Influence of wake vortices induced by rotating circular cylinder on flat-plate boundry layer

Abstract

Unsteady boundary layer development over a flat plate under the influence of wake vortices induced from a rotating circular cylinder has been investigated by numerical computations. The ratio of peripheral speed of the rotating cylinder to the free stream velocity, a is varied from 0.5 to 1.75 keeping the rotating cylinder positioned at different locations from the plate. The unsteady two-dimensional flow is simulated numerically using finite element formulation. Quadratic triangular elements and discontinuous linear triangular elements are used for velocity and pressure interpolation respectively. A finite element package FEMLAB is used for the present computation. Investigations are carried out for low Reynolds number based on cylinder diameter and undisturbed free stream velocity in the range of 200 to 800. Initial development of the flow field up to certain time period is considered. Instantaneous streamlines of the disturbed flow field, instantaneous velocity field, instantaneous boundary layer integral parameters, and skin friction are presented on different streamwise locations. The location of the onset of transition is also identified.

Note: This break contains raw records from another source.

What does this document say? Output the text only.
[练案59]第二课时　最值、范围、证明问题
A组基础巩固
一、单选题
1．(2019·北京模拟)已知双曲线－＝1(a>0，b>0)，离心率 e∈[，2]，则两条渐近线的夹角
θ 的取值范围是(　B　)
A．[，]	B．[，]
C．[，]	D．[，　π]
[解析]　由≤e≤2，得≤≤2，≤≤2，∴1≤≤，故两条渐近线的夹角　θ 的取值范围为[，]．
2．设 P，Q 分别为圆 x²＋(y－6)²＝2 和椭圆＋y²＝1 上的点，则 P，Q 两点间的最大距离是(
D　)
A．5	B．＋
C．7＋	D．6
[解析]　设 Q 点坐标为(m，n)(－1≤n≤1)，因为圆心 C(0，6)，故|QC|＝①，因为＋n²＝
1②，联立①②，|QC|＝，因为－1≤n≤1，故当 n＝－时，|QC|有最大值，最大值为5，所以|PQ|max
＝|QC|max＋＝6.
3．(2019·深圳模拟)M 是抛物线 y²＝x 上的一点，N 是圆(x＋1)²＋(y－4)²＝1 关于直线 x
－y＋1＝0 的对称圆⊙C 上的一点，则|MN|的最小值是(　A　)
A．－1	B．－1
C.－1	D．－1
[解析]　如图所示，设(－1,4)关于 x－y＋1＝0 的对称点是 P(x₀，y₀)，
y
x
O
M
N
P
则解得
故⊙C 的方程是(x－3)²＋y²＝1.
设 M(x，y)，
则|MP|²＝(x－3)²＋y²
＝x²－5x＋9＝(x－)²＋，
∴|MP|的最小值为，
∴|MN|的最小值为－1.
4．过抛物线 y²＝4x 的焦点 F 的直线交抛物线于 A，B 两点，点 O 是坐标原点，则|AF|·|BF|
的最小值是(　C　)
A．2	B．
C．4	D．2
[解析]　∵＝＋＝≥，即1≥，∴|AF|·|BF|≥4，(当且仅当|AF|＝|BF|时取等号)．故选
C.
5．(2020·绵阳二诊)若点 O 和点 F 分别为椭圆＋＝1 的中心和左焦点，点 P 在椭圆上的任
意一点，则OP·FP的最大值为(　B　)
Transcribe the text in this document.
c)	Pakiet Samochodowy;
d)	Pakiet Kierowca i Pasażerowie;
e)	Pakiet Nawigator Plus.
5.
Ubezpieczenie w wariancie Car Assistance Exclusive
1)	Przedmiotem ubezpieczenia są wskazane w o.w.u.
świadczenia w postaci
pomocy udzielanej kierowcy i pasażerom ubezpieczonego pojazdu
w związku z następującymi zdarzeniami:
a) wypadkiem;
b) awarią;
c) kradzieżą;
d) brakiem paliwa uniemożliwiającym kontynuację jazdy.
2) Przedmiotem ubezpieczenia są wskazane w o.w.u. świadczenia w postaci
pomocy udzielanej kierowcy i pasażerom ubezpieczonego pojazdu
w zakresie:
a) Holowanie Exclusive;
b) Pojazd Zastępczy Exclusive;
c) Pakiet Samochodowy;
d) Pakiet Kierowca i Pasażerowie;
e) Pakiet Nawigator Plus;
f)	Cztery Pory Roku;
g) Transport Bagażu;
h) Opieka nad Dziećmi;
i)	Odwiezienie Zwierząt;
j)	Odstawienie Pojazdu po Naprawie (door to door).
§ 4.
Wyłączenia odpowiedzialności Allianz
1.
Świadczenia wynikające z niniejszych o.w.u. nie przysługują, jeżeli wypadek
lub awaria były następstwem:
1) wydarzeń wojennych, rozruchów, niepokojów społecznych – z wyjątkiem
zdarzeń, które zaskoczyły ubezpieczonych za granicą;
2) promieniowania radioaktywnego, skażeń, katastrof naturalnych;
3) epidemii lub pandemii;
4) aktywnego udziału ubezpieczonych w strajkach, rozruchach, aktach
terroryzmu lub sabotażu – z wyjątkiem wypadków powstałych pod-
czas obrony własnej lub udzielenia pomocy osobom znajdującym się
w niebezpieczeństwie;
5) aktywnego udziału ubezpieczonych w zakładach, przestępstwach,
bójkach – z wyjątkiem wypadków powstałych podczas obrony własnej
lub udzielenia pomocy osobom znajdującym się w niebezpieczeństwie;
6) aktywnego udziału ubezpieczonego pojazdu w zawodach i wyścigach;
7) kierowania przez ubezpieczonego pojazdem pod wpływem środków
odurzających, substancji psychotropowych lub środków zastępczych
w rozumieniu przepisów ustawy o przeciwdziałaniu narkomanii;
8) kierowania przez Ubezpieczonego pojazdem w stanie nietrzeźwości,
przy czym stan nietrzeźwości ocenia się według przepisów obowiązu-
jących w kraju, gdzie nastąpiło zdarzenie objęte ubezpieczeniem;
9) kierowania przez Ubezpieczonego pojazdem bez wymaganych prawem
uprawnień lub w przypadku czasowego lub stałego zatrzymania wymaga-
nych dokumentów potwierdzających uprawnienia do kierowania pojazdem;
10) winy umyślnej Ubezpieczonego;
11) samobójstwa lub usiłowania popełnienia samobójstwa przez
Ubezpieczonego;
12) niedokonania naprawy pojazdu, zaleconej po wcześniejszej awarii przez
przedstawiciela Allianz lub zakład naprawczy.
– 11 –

The wake vortices strongly affect the boundary layer development compared to undisturbed flow over flat plate. The computational results showed two types of interactions, one is the strong wake-boundary layer interaction and another being the weak wake-boundary layer depending on the speed ratio, a and the cylinder to plate relative positions. Comparisons are also shown between the parameters . obtained for the rotating cylinder to those of the stationary cylinder.